Durch einen Riss in der Cockpitscheibe musste ein United-Airlines-Flug (Denver - Los Angeles) nach Salt Lake City umgeleitet werden musste. Der Vorfall ereignete sich in etwa 11.000 Metern Höhe über Utah und wird derzeit von der US-amerikanischen Transportsicherheitsbehörde (NTSB) untersucht. Nur der Flugkapitän wurde verletzt.
Ein Riss im Cockpitfenster und ein knappes Entkommen
Im Internet kursierende Fotos zeigen einen Bruch in der oberen rechten Ecke der Cockpitscheibe des Flugzeugs – ein Hinweis auf eine Kollision mit einem Objekt bei hoher Geschwindigkeit. Weitere Aufnahmen zeigen, dass der Flugkapitän leichte Schnittverletzungen durch Glassplitter erlitt. Dennoch kam es bei der Boeing 737 Max von United Airlines nicht zu einem Druckverlust in der Kabine, da die Cockpitscheibe aus mehrschichtig laminiertem Glas besteht.
Die NTSB hat auf X bestätigt, dass sie „Radar-, Wetter- und Luftfahrtberichte sammelt“. Die Bundesbehörde hat die beschädigte Scheibe zur mikroskopischen und strukturellen Analyse erhalten.
Könnte das Objekt aus dem Weltraum stammen?
Während der Pilot das Objekt als Weltraumschrott bezeichnet hat, gehen die Ermittler mehreren Möglichkeiten nach:
- Meteorit: Das ist die wahrscheinlichste Ursache. Täglich dringen Tausende winziger Fragmente aus dem All in die Erdatmosphäre ein. Aufgrund ihrer enormen Geschwindigkeit können sie beim Aufprall auf Materialien wie Glas erhebliche Schäden verursachen.
- Weltraumschrott: Diese Variante ist zwar seltener, aber möglich. Überreste ausrangierter Satelliten oder verbrauchter Raketenstufen können in die Erdatmosphäre zurückkehren und beim Auftreffen auf ein Flugzeug lokal begrenzte Schäden anrichten.
- Wetterballons oder Sonden: Manche Ballons steigen sehr hoch in die Atmosphäre auf. Da sie jedoch meist aus leichtem Material bestehen, ist es unwahrscheinlich, dass sie eine verstärkte Cockpitscheibe beschädigen.

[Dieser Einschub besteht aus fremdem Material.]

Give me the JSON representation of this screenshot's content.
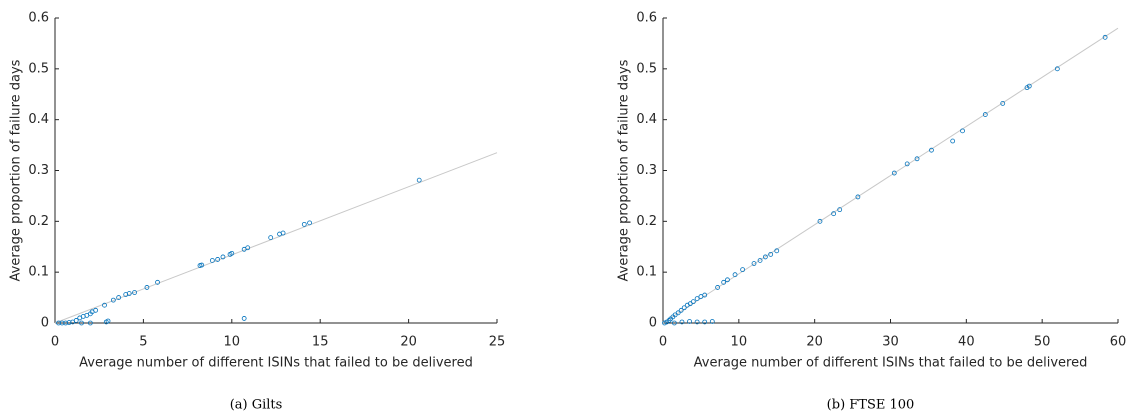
{
  "chart_data": [
    {
      "type": "scatter",
      "caption": "(a) Gilts",
      "xlabel": "Average number of different ISINs that failed to be delivered",
      "ylabel": "Average proportion of failure days",
      "xlim": [
        0,
        25
      ],
      "ylim": [
        0,
        0.6
      ],
      "xticks": [
        0,
        5,
        10,
        15,
        20,
        25
      ],
      "yticks": [
        0,
        0.1,
        0.2,
        0.3,
        0.4,
        0.5,
        0.6
      ],
      "color": "#0072bd",
      "fit_color": "#c8c8c8",
      "x": [
        0.2,
        0.4,
        0.6,
        0.8,
        1.0,
        1.2,
        1.4,
        1.5,
        1.6,
        1.8,
        2.0,
        2.1,
        2.3,
        2.0,
        2.8,
        2.9,
        3.0,
        3.3,
        3.6,
        4.0,
        4.2,
        4.5,
        5.2,
        5.8,
        8.2,
        8.3,
        8.9,
        9.2,
        9.5,
        9.9,
        10.0,
        10.7,
        10.9,
        10.7,
        12.2,
        12.7,
        12.9,
        14.1,
        14.4,
        20.6
      ],
      "y": [
        0,
        0,
        0,
        0.001,
        0.002,
        0.005,
        0.01,
        0,
        0.013,
        0.015,
        0.018,
        0.022,
        0.025,
        0,
        0.035,
        0.002,
        0.004,
        0.045,
        0.05,
        0.056,
        0.058,
        0.06,
        0.07,
        0.08,
        0.113,
        0.114,
        0.123,
        0.125,
        0.13,
        0.135,
        0.137,
        0.145,
        0.148,
        0.009,
        0.168,
        0.175,
        0.177,
        0.194,
        0.197,
        0.281
      ],
      "fit": {
        "x": [
          0,
          25
        ],
        "y": [
          0,
          0.335
        ]
      }
    },
    {
      "type": "scatter",
      "caption": "(b) FTSE 100",
      "xlabel": "Average number of different ISINs that failed to be delivered",
      "ylabel": "Average proportion of failure days",
      "xlim": [
        0,
        60
      ],
      "ylim": [
        0,
        0.6
      ],
      "xticks": [
        0,
        10,
        20,
        30,
        40,
        50,
        60
      ],
      "yticks": [
        0,
        0.1,
        0.2,
        0.3,
        0.4,
        0.5,
        0.6
      ],
      "color": "#0072bd",
      "fit_color": "#c8c8c8",
      "x": [
        0.2,
        0.5,
        0.8,
        1.0,
        1.3,
        1.6,
        2.0,
        2.4,
        2.8,
        3.2,
        3.6,
        4.0,
        4.5,
        5.0,
        5.5,
        1.5,
        2.5,
        3.5,
        4.5,
        5.5,
        6.5,
        7.2,
        8.0,
        8.5,
        9.5,
        10.5,
        12.0,
        12.8,
        13.5,
        14.2,
        15.0,
        20.7,
        22.5,
        23.3,
        25.7,
        30.5,
        32.2,
        33.5,
        35.4,
        38.2,
        39.5,
        42.5,
        44.8,
        48.0,
        48.3,
        52.0,
        58.3
      ],
      "y": [
        0,
        0.002,
        0.005,
        0.008,
        0.012,
        0.016,
        0.02,
        0.025,
        0.03,
        0.035,
        0.038,
        0.042,
        0.048,
        0.052,
        0.055,
        0,
        0.002,
        0.003,
        0.002,
        0.002,
        0.003,
        0.07,
        0.08,
        0.085,
        0.095,
        0.105,
        0.117,
        0.123,
        0.13,
        0.135,
        0.142,
        0.2,
        0.215,
        0.223,
        0.248,
        0.295,
        0.313,
        0.323,
        0.34,
        0.358,
        0.378,
        0.41,
        0.432,
        0.463,
        0.466,
        0.5,
        0.562
      ],
      "fit": {
        "x": [
          0,
          60
        ],
        "y": [
          0,
          0.58
        ]
      }
    }
  ]
}
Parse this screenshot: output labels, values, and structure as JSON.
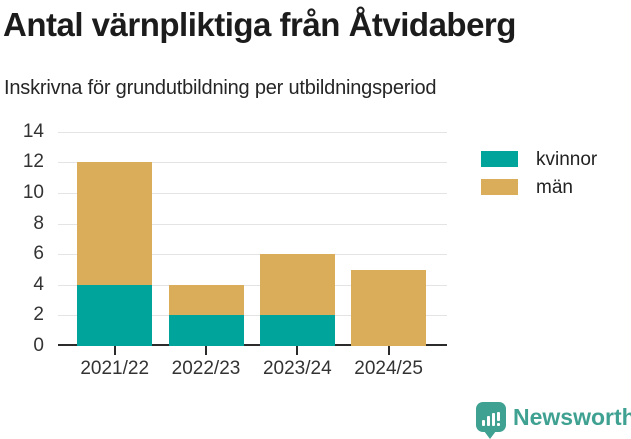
{
  "title": "Antal värnpliktiga från Åtvidaberg",
  "subtitle": "Inskrivna för grundutbildning per utbildningsperiod",
  "colors": {
    "kvinnor": "#00a49b",
    "man": "#d9ad5a",
    "brand": "#3fa191",
    "grid": "#e4e4e4",
    "axis": "#2b2b2b",
    "tick_text": "#333333"
  },
  "chart_data": {
    "type": "bar",
    "stacked": true,
    "title": "Antal värnpliktiga från Åtvidaberg",
    "subtitle": "Inskrivna för grundutbildning per utbildningsperiod",
    "categories": [
      "2021/22",
      "2022/23",
      "2023/24",
      "2024/25"
    ],
    "series": [
      {
        "key": "kvinnor",
        "name": "kvinnor",
        "color": "#00a49b",
        "values": [
          4,
          2,
          2,
          0
        ]
      },
      {
        "key": "man",
        "name": "män",
        "color": "#d9ad5a",
        "values": [
          8,
          2,
          4,
          5
        ]
      }
    ],
    "totals": [
      12,
      4,
      6,
      5
    ],
    "xlabel": "",
    "ylabel": "",
    "ylim": [
      0,
      14
    ],
    "yticks": [
      0,
      2,
      4,
      6,
      8,
      10,
      12,
      14
    ],
    "grid": true,
    "legend_position": "right"
  },
  "branding": {
    "logo_text": "Newsworthy",
    "logo_icon": "bar-chart-exclamation-icon"
  }
}
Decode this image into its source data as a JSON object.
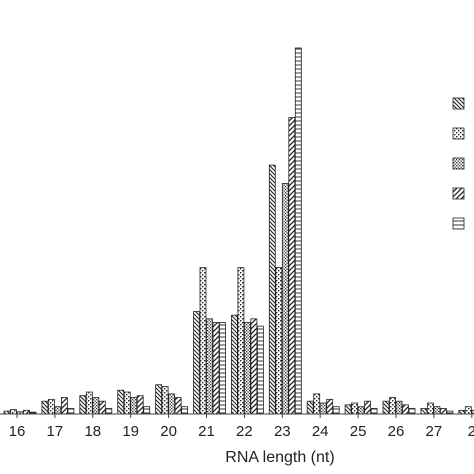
{
  "chart_data": {
    "type": "bar",
    "xlabel": "RNA length (nt)",
    "ylabel": "",
    "title": "",
    "categories": [
      "16",
      "17",
      "18",
      "19",
      "20",
      "21",
      "22",
      "23",
      "24",
      "25",
      "26",
      "27",
      "2"
    ],
    "ylim": [
      0,
      100
    ],
    "grid": false,
    "legend_position": "right",
    "series": [
      {
        "pattern": "diagonal-down",
        "values": [
          0.8,
          3.5,
          5.0,
          6.5,
          8.0,
          28,
          27,
          68,
          3.5,
          2.5,
          3.5,
          1.5,
          1.0
        ]
      },
      {
        "pattern": "dots-sparse",
        "values": [
          1.2,
          4.0,
          6.0,
          6.0,
          7.5,
          40,
          40,
          40,
          5.5,
          3.0,
          4.5,
          3.0,
          2.0
        ]
      },
      {
        "pattern": "dots-dense",
        "values": [
          0.6,
          2.0,
          4.5,
          4.5,
          5.5,
          26,
          25,
          63,
          3.0,
          2.0,
          3.5,
          2.0,
          1.0
        ]
      },
      {
        "pattern": "diagonal-up",
        "values": [
          1.0,
          4.5,
          3.5,
          5.0,
          4.5,
          25,
          26,
          81,
          4.0,
          3.5,
          2.5,
          1.5,
          1.0
        ]
      },
      {
        "pattern": "horizontal",
        "values": [
          0.5,
          1.5,
          1.5,
          2.0,
          2.0,
          25,
          24,
          100,
          2.0,
          1.5,
          1.5,
          0.8,
          2.0
        ]
      }
    ],
    "legend": []
  },
  "axis": {
    "color": "#444444"
  }
}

- Hagel oder Eiskristalle: Auch das ist denkbar, lässt sich durch eine Überprüfung der aufgezeichneten Wetterbedingungen während des Flugs aber leicht ausschließen.
Wie geht es weiter?
Wie bereits erwähnt, wird die NTSB das beschädigte Glas untersuchen und mikroskopische Rückstände analysieren. Sollte sich herausstellen, dass es sich um einen Meteor handelt, würde das Ereignis als einer der seltenen bekannten Fälle gelten, in denen ein Verkehrsflugzeug von einem natürlichen außerirdischen Objekt getroffen wurde.